Il ne sert plus à rien de répéter que la rentrée universitaire sera exceptionnelle dans ce contexte de crise sanitaire due à la propagation du Covid-19, et il serait plus convenant de s'interroger si on s'est bien préparé pour affronter cette épreuve complexe qui consiste à garantir un cadre d'enseignement qualitatif pour les étudiants dans des conditions qui préserveraient leur santé et leur bien-être. L'université possède une petite expérience en la matière, ayant déjà mis en place un système adéquat pour parachever l'année universitaire 2019/2020, dans des «conditions acceptables» à travers la majorité des établissements universitaires, comme l'a souligné le ministre de l'Enseignement supérieur, permettant aux enseignants et aux étudiants une relative maîtrise des approches pédagogiques et le développement des plateformes d'enseignement à distance, ainsi que l'adoption de nouvelles méthodes d'évaluation et l'instauration d'une nouvelle communication basée sur l'image dans les relations pédagogiques entre enseignant et étudiant. Mais le même responsable avouera que certains paramètres, hors contrôle de l'université, constituent des obstacles parfois insurmontables. A commencer par la problématique du faible débit Internet, qui handicape gravement le bon déroulement de cette année universitaire particulière, qui combinera l'enseignement à distance avec le présentiel pour alléger la circulation à l'intérieur des universités et permettre, justement, l'application du protocole sanitaire, dont la distanciation physique.

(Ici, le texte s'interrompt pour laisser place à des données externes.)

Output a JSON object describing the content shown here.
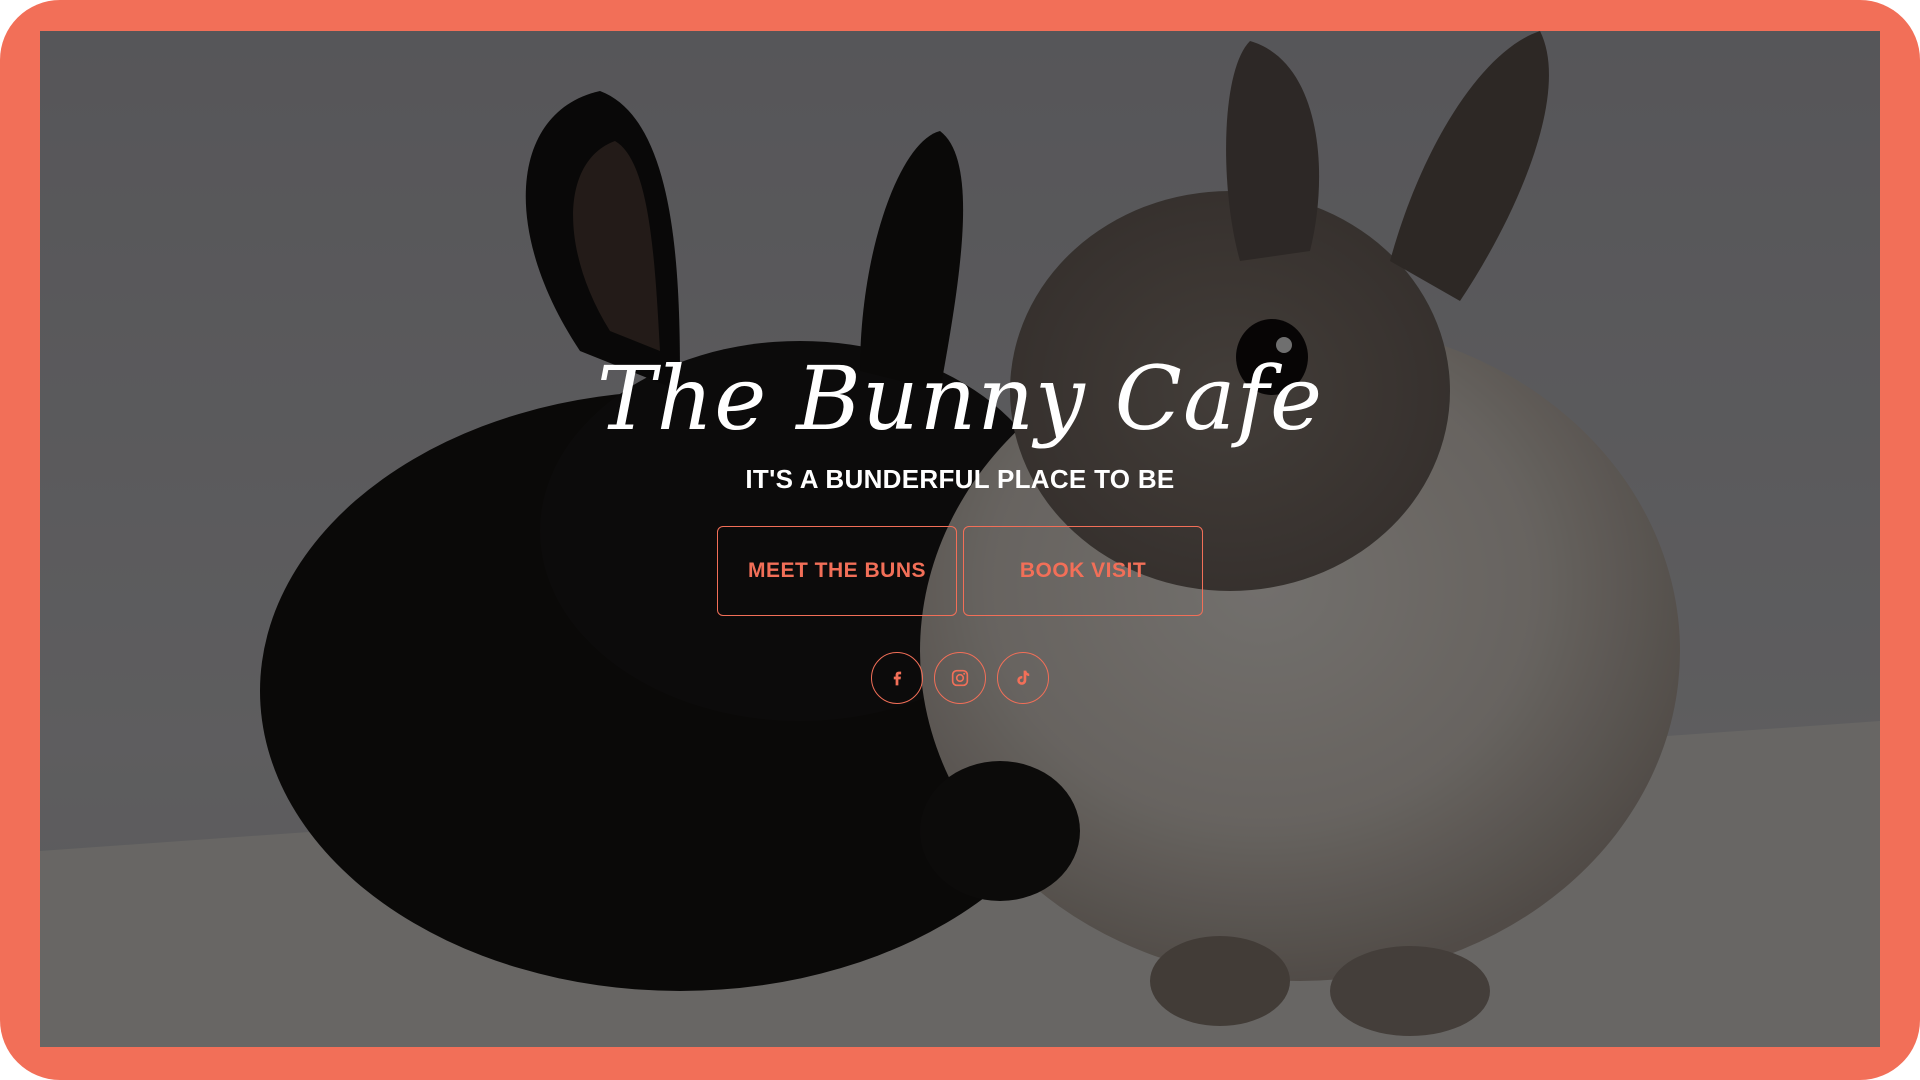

Au mois d'août dernier, le président de la République avait demandé un rapport détaillé sur cette problématique du débit Internet, et on ne sait pas encore où sont les choses. Comment prétendre accéder à un mode d'enseignement à distance quand le pays se trouve classé parmi les cinq pires connexions au monde (sur 176 pays, l'Algérie occupe la 173e place avec une vitesse de 3.99 mbps) ? C'est tout simplement une aberration, selon des avis largement partagés. Bien évidemment, cette méthode d'enseignement virtuel est indispensable de nos jours, mais dans un environnement caractérisé par une «cassure numérique», on va sacrifier sur l'autel de l'expérimentation des milliers d'étudiants, en attendant d'atteindre une performance en matière de débit Internet et autres assimilations de cette méthode par les étudiants et les enseignants eux-mêmes, dont nombreux suivent des formations dans ce sens. Il n'est pas question de semer le doute, mais plutôt question de faire en sorte que cet enseignement virtuel ne tombe pas dans l'irréel. Et, on n'a pas encore parlé de la restauration, de l'hébergement et du transport des étudiants, qui figurent parmi les aspects les plus difficiles à gérer dans ce contexte épidémique. De toute évidence, l'enseignement en « semi-présentiel » atténuera logiquement la pression sur ces trois axes indissociables de la vie universitaire, mais c'est à ce niveau que le risque de contamination reste le plus élevé. Aussi, il ne faut pas omettre dans l'équation complexe d'autres variables qui inciteraient à se préparer à plusieurs scénarios, dont le traitement et la gestion de l'apparition de foyers épidémiques sur de petites et grandes échelles. Un grand défi pour l'université, qui devrait donner l'exemple du moins sur le plan de la discipline en matière de respect des mesures préventives de lutte contre la propagation du coronavirus.